Enhancer activity of the MARE-like sequence. A, RAW264.7 cells were cotransfected with pIL-10(−206/+30)-luc, pIL-10(−206/+30)M4-luc, or pIL-10(−171/+30)-luc with the c-Maf expression vector (reporter:effector is 1:1/4 in molarity). The crosses in the M4 construct denote the 13-bp mutations. Statistic analysis indicates that, compared with pIL-10(−206/+30)-luc, pIL-10 (−206/+30)M4-luc significantly lost its response to c-Maf induction (p < 0.001) and decreased to the level comparable with the downstream deletion mutant reporter pIL-10(−171/+30)-luc (p > 0.05). Mean values ± SD of three experiments are shown. B, The sequences of −206/−170, −206/−171M4 (mutant), and MARE consensus were cloned into a minimal TK promoter in both orientations (forward and reverse indicated by directional arrows). RAW264.7 cells were cotransfected with these chimeric reporter constructs or the parental pTK-luc, with c-Maf expression vector (reporter:effector = 1:1/4 in molarity).
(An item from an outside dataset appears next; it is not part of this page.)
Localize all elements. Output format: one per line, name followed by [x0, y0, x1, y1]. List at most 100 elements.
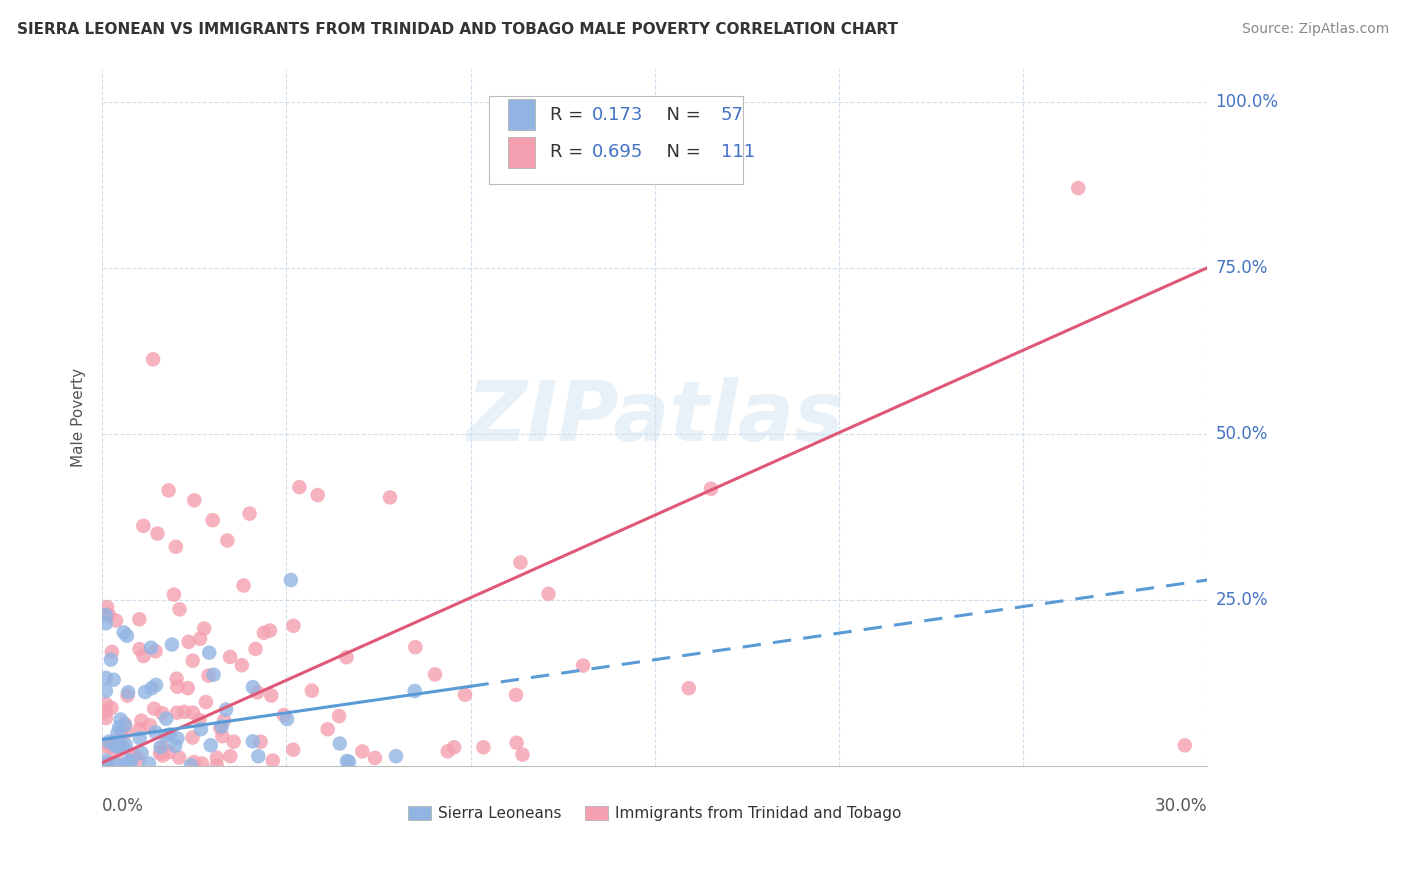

Luciferase activity was expressed as relative stimulation to that of the minimal pTK-luc reporter, which is arbitrarily set as 1. Compared with the minimal pTK-luc reporter, c-Maf significantly induced the response of p(MARE)-TK-luc and p(−206/−170)-TK-luc (p < 0.01 and p < 0.05, respectively) in both forward and reverse orientations; however, p(−206/−170)M4-TK-luc lost its response to c-Maf induction in both orientations (p > 0.05 and p > 0.05, respectively). Mean values ± SD of three experiments are shown.